Brady’s relentless run at the very top of his sport is well-documented, his commitment to his body legendary. There’s “no way” he’d be playing today, he says, were it not for his meticulous, decade-long work with plyometric coach Alex Guerrero. The lengthening of his muscles day in, day out help him “rip it”, to use his words, down in, down out. But it’s not all down to the patented TB12 regimen or $200 ‘nutrition manuals’, to avocado ice cream and 25 glasses of water a day, Brady’s advantage off the field, as it is on it, comes from within.
Never the strongest or the fastest Brady knew early on if he was to win in the NFL it would be his brain, not his body, that would get him there. “He’s mastered more information and instruction than anybody in the history of football,” says long-time throwing coach Tom House. “He won’t be able to do this when he’s 70”, he adds. “But he’s still on the journey. He’s pushing the curve back."
NFL teams tend to give players Monday and Tuesdays off during the regular season with rest and recuperation in this most physically demanding of games key. Brady spends those days watching film of his next opposition. Unlike most after nearly two decades doing it he’s not watching for specific players or plays anymore. Now he looks for tells, he says, like a poker player. Every split second advantage he can gain here pays off on Sundays. While grinding tape is a chore for most Brady finds it “soothing”. This is his R&R. He could happily watch play after play for four or five hours in one sitting, he says, and regularly does.
For a competitor so used to winning it’s the losses – even as few in number as there are – that stick. The 2007 season where the Pats ran the table unbeaten during the regular season only to lose to Eli Manning’s New York Giants in the Super Bowl still stings more than most. “I’ll never let go of those losses,” he says. “The scar tissue is too deep.”
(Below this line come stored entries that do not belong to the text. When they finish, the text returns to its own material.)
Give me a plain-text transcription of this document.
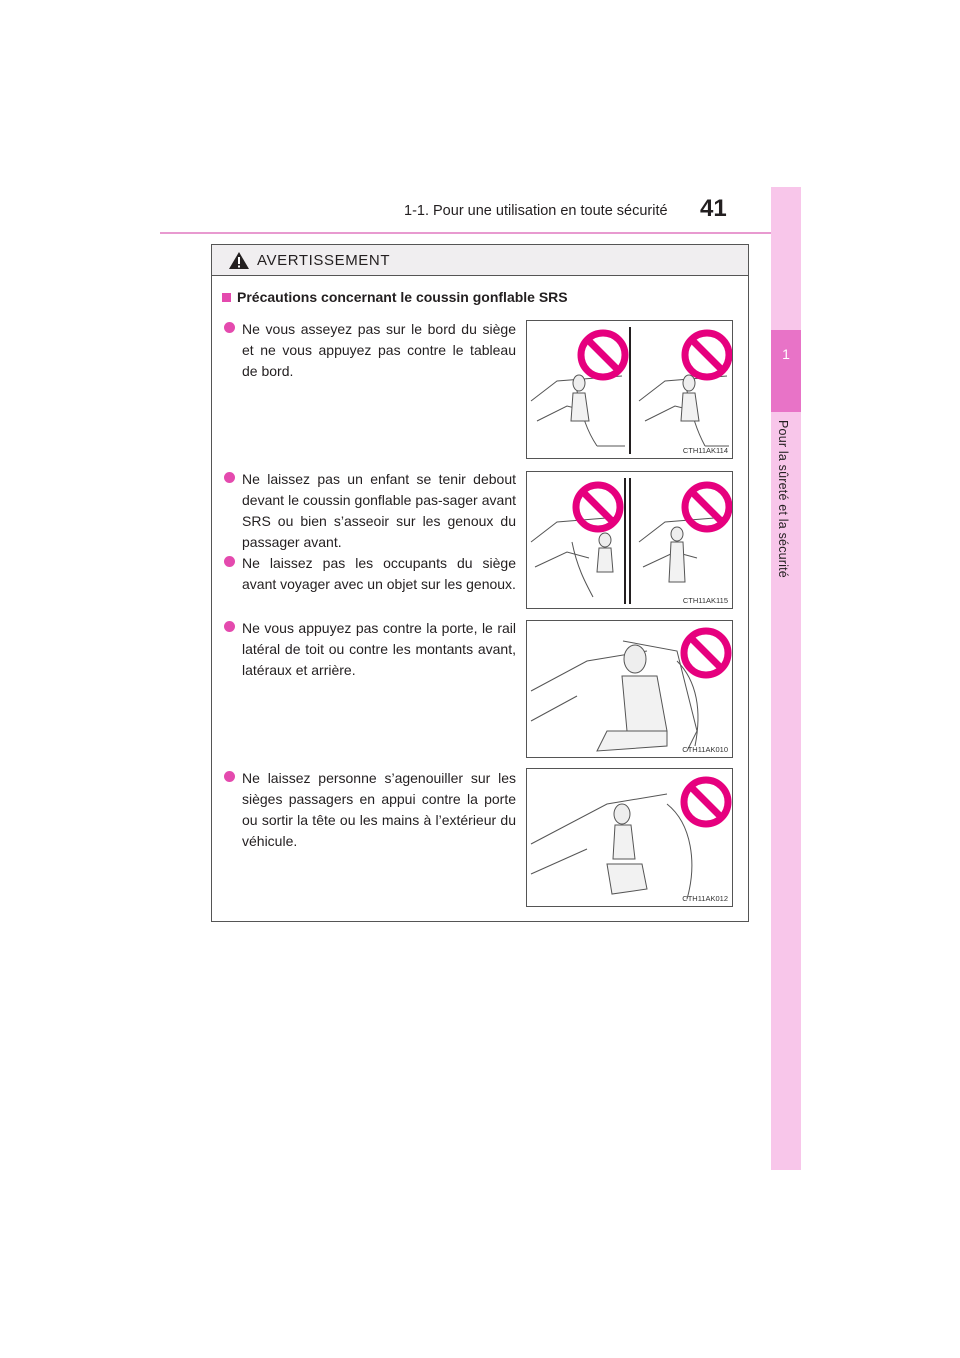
1-1. Pour une utilisation en toute sécurité 41
1
Pour la sûreté et la sécurité
AVERTISSEMENT
Précautions concernant le coussin gonflable SRS
Ne vous asseyez pas sur le bord du siège et ne vous appuyez pas contre le tableau de bord.
Ne laissez pas un enfant se tenir debout devant le coussin gonflable pas-sager avant SRS ou bien s’asseoir sur les genoux du passager avant.
Ne laissez pas les occupants du siège avant voyager avec un objet sur les genoux.
Ne vous appuyez pas contre la porte, le rail latéral de toit ou contre les montants avant, latéraux et arrière.
Ne laissez personne s’agenouiller sur les sièges passagers en appui contre la porte ou sortir la tête ou les mains à l’extérieur du véhicule.
CTH11AK114
CTH11AK115
CTH11AK010
CTH11AK012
The infamous Deflategate saga saw Brady suspended for the first four games of the 2016 season for his alleged role in the deflation of footballs before the 2015 AFC title game. He kept the league’s suspension letter. Five months later he won the Super Bowl.
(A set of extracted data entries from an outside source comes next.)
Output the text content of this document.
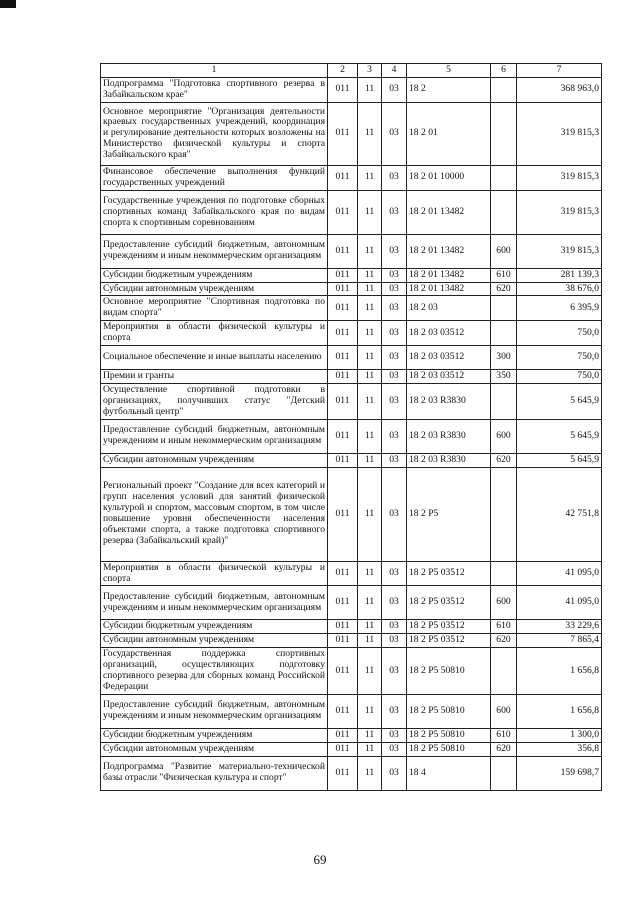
1	2	3	4	5	6	7
Подпрограмма "Подготовка спортивного резерва в Забайкальском крае"	011	11	03	18 2		368 963,0
Основное мероприятие "Организация деятельности краевых государственных учреждений, координация и регулирование деятельности которых возложены на Министерство физической культуры и спорта Забайкальского края"	011	11	03	18 2 01		319 815,3
Финансовое обеспечение выполнения функций государственных учреждений	011	11	03	18 2 01 10000		319 815,3
Государственные учреждения по подготовке сборных спортивных команд Забайкальского края по видам спорта к спортивным соревнованиям	011	11	03	18 2 01 13482		319 815,3
Предоставление субсидий бюджетным, автономным учреждениям и иным некоммерческим организациям	011	11	03	18 2 01 13482	600	319 815,3
Субсидии бюджетным учреждениям	011	11	03	18 2 01 13482	610	281 139,3
Субсидии автономным учреждениям	011	11	03	18 2 01 13482	620	38 676,0
Основное мероприятие "Спортивная подготовка по видам спорта"	011	11	03	18 2 03		6 395,9
Мероприятия в области физической культуры и спорта	011	11	03	18 2 03 03512		750,0
Социальное обеспечение и иные выплаты населению	011	11	03	18 2 03 03512	300	750,0
Премии и гранты	011	11	03	18 2 03 03512	350	750,0
Осуществление спортивной подготовки в организациях, получивших статус "Детский футбольный центр"	011	11	03	18 2 03 R3830		5 645,9
Предоставление субсидий бюджетным, автономным учреждениям и иным некоммерческим организациям	011	11	03	18 2 03 R3830	600	5 645,9
Субсидии автономным учреждениям	011	11	03	18 2 03 R3830	620	5 645,9
Региональный проект "Создание для всех категорий и групп населения условий для занятий физической культурой и спортом, массовым спортом, в том числе повышение уровня обеспеченности населения объектами спорта, а также подготовка спортивного резерва (Забайкальский край)"	011	11	03	18 2 P5		42 751,8
Мероприятия в области физической культуры и спорта	011	11	03	18 2 P5 03512		41 095,0
Предоставление субсидий бюджетным, автономным учреждениям и иным некоммерческим организациям	011	11	03	18 2 P5 03512	600	41 095,0
Субсидии бюджетным учреждениям	011	11	03	18 2 P5 03512	610	33 229,6
Субсидии автономным учреждениям	011	11	03	18 2 P5 03512	620	7 865,4
Государственная поддержка спортивных организаций, осуществляющих подготовку спортивного резерва для сборных команд Российской Федерации	011	11	03	18 2 P5 50810		1 656,8
Предоставление субсидий бюджетным, автономным учреждениям и иным некоммерческим организациям	011	11	03	18 2 P5 50810	600	1 656,8
Субсидии бюджетным учреждениям	011	11	03	18 2 P5 50810	610	1 300,0
Субсидии автономным учреждениям	011	11	03	18 2 P5 50810	620	356,8
Подпрограмма "Развитие материально-технической базы отрасли "Физическая культура и спорт"	011	11	03	18 4		159 698,7
69
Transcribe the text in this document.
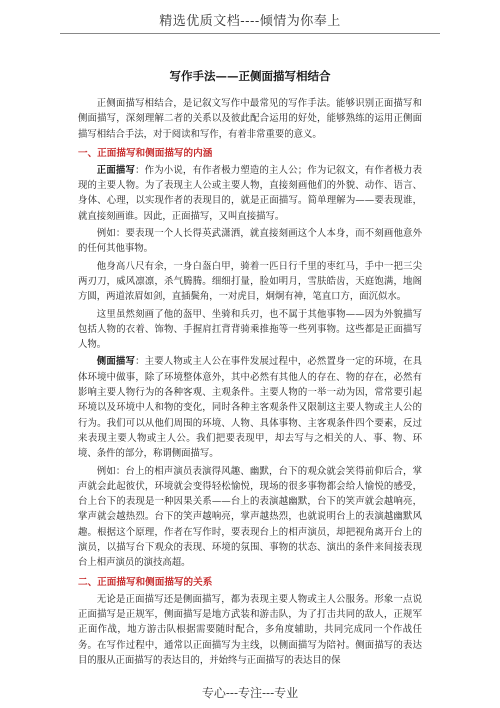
精选优质文档----倾情为你奉上
写作手法——正侧面描写相结合

正侧面描写相结合，是记叙文写作中最常见的写作手法。能够识别正面描写和侧面描写，深刻理解二者的关系以及彼此配合运用的好处，能够熟练的运用正侧面描写相结合手法，对于阅读和写作，有着非常重要的意义。

一、正面描写和侧面描写的内涵

正面描写：作为小说，有作者极力塑造的主人公；作为记叙文，有作者极力表现的主要人物。为了表现主人公或主要人物，直接刻画他们的外貌、动作、语言、身体、心理，以实现作者的表现目的，就是正面描写。简单理解为——要表现谁，就直接刻画谁。因此，正面描写，又叫直接描写。

例如：要表现一个人长得英武潇洒，就直接刻画这个人本身，而不刻画他意外的任何其他事物。

他身高八尺有余，一身白盔白甲，骑着一匹日行千里的枣红马，手中一把三尖两刃刀，威风凛凛，杀气腾腾。细细打量，脸如明月，雪肤皓齿，天庭饱满，地阁方圆，两道浓眉如剑，直插鬓角，一对虎目，炯炯有神，笔直口方，面沉似水。

这里虽然刻画了他的盔甲、坐骑和兵刃，也不属于其他事物——因为外貌描写包括人物的衣着、饰物、手握肩扛背背骑乘推拖等一些列事物。这些都是正面描写人物。

侧面描写：主要人物或主人公在事件发展过程中，必然置身一定的环境，在具体环境中做事，除了环境整体意外，其中必然有其他人的存在、物的存在，必然有影响主要人物行为的各种客观、主观条件。主要人物的一举一动为因，常常要引起环境以及环境中人和物的变化，同时各种主客观条件又限制这主要人物或主人公的行为。我们可以从他们周围的环境、人物、具体事物、主客观条件四个要素，反过来表现主要人物或主人公。我们把要表现甲，却去写与之相关的人、事、物、环境、条件的部分，称谓侧面描写。

例如：台上的相声演员表演得风趣、幽默，台下的观众就会笑得前仰后合，掌声就会此起彼伏，环境就会变得轻松愉悦，现场的很多事物都会给人愉悦的感受，台上台下的表现是一种因果关系——台上的表演越幽默，台下的笑声就会越响亮，掌声就会越热烈。台下的笑声越响亮，掌声越热烈，也就说明台上的表演越幽默风趣。根据这个原理，作者在写作时，要表现台上的相声演员，却把视角离开台上的演员，以描写台下观众的表现、环境的氛围、事物的状态、演出的条件来间接表现台上相声演员的演技高超。

二、正面描写和侧面描写的关系

无论是正面描写还是侧面描写，都为表现主要人物或主人公服务。形象一点说正面描写是正规军，侧面描写是地方武装和游击队，为了打击共同的敌人，正规军正面作战，地方游击队根据需要随时配合，多角度辅助，共同完成同一个作战任务。在写作过程中，通常以正面描写为主线，以侧面描写为陪衬。侧面描写的表达目的服从正面描写的表达目的，并始终与正面描写的表达目的保

专心---专注---专业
“It’s more than a game to me,” he says. “So when I lose I feel like I’m losing in pursuit of what my life is. The joys of winning are great but I sweep them under the rug so fast that there’s a brief moment in time where I enjoy the experience of it. And then I’m thinking about the next game and about winning again.”
So what if he wins again? What then? Or what if the opposite happens and there’s no more and this is all there is? What if, as his critics say, his powers really are beginning to wane and the end is finally nigh? Brady’s motivation has always been the same.
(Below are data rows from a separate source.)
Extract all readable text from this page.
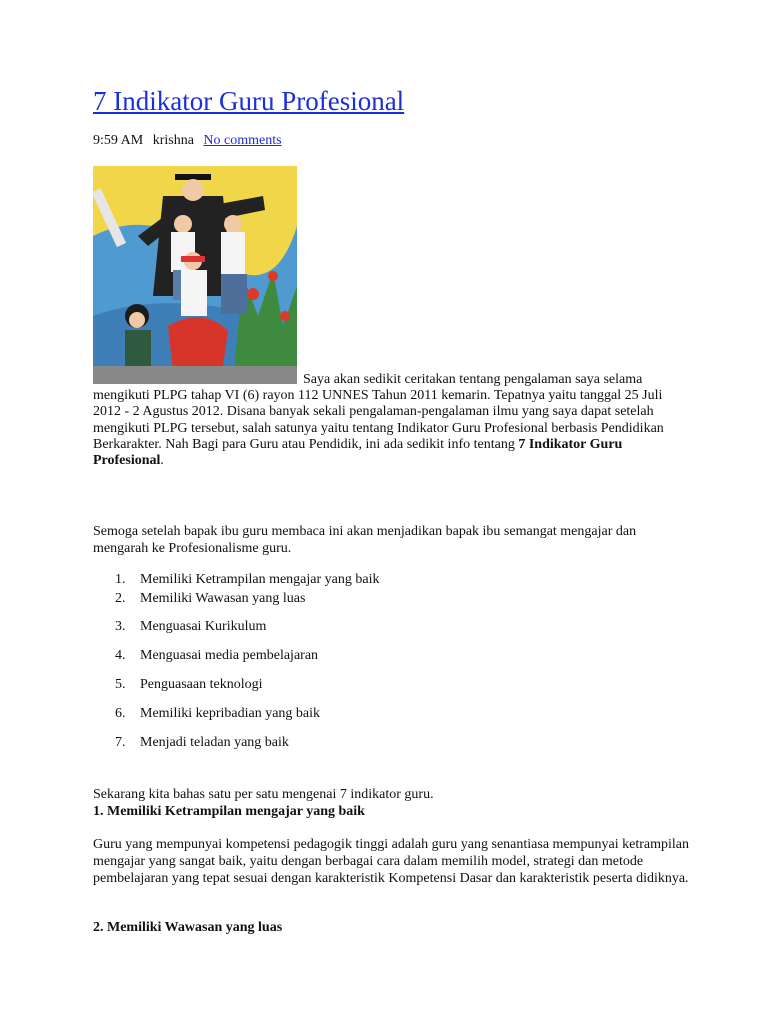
7 Indikator Guru Profesional
9:59 AM krishna No comments
Saya akan sedikit ceritakan tentang pengalaman saya selama mengikuti PLPG tahap VI (6) rayon 112 UNNES Tahun 2011 kemarin. Tepatnya yaitu tanggal 25 Juli 2012 - 2 Agustus 2012. Disana banyak sekali pengalaman-pengalaman ilmu yang saya dapat setelah mengikuti PLPG tersebut, salah satunya yaitu tentang Indikator Guru Profesional berbasis Pendidikan Berkarakter. Nah Bagi para Guru atau Pendidik, ini ada sedikit info tentang 7 Indikator Guru Profesional.
Semoga setelah bapak ibu guru membaca ini akan menjadikan bapak ibu semangat mengajar dan mengarah ke Profesionalisme guru.
1. Memiliki Ketrampilan mengajar yang baik
2. Memiliki Wawasan yang luas
3. Menguasai Kurikulum
4. Menguasai media pembelajaran
5. Penguasaan teknologi
6. Memiliki kepribadian yang baik
7. Menjadi teladan yang baik
Sekarang kita bahas satu per satu mengenai 7 indikator guru.
1. Memiliki Ketrampilan mengajar yang baik
Guru yang mempunyai kompetensi pedagogik tinggi adalah guru yang senantiasa mempunyai ketrampilan mengajar yang sangat baik, yaitu dengan berbagai cara dalam memilih model, strategi dan metode pembelajaran yang tepat sesuai dengan karakteristik Kompetensi Dasar dan karakteristik peserta didiknya.
2. Memiliki Wawasan yang luas
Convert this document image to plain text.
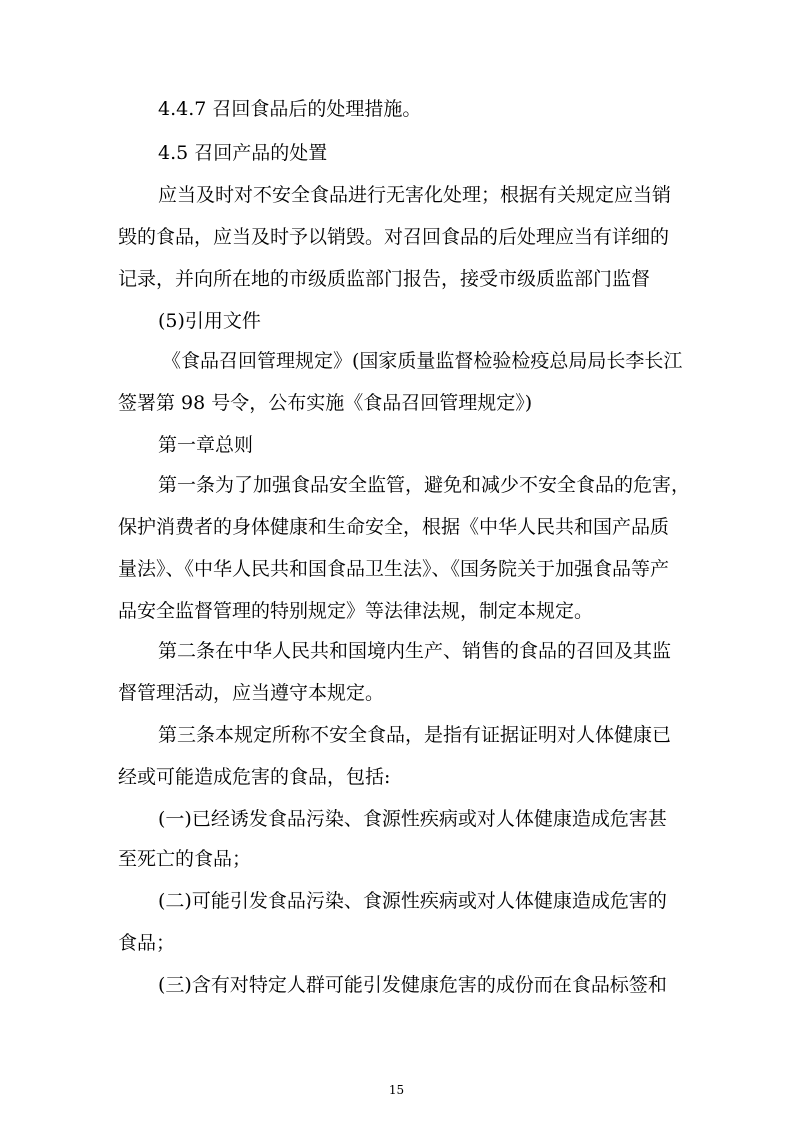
4.4.7 召回食品后的处理措施。
4.5 召回产品的处置
应当及时对不安全食品进行无害化处理；根据有关规定应当销
毁的食品，应当及时予以销毁。对召回食品的后处理应当有详细的
记录，并向所在地的市级质监部门报告，接受市级质监部门监督
(5)引用文件
《食品召回管理规定》(国家质量监督检验检疫总局局长李长江
签署第 98 号令，公布实施《食品召回管理规定》)
第一章总则
第一条为了加强食品安全监管，避免和减少不安全食品的危害，
保护消费者的身体健康和生命安全，根据《中华人民共和国产品质
量法》、《中华人民共和国食品卫生法》、《国务院关于加强食品等产
品安全监督管理的特别规定》等法律法规，制定本规定。
第二条在中华人民共和国境内生产、销售的食品的召回及其监
督管理活动，应当遵守本规定。
第三条本规定所称不安全食品，是指有证据证明对人体健康已
经或可能造成危害的食品，包括:
(一)已经诱发食品污染、食源性疾病或对人体健康造成危害甚
至死亡的食品；
(二)可能引发食品污染、食源性疾病或对人体健康造成危害的
食品；
(三)含有对特定人群可能引发健康危害的成份而在食品标签和
15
“I don’t need exterior motivations. The ones inside of me are enough,” he says with that steely look so many vanquished foes have seen. “You’ve got to block out the noise because none of that helps you win.
“What motivates me is ‘I could or should have been better’. I have all this knowledge, played so many games, had so many experiences, had so many teammates, had so many gameplans, I could be, I should be perfect.
“I see myself out there and I think to myself ‘man, I’m still doing it better than I’ve ever done it’. So why should I stop?”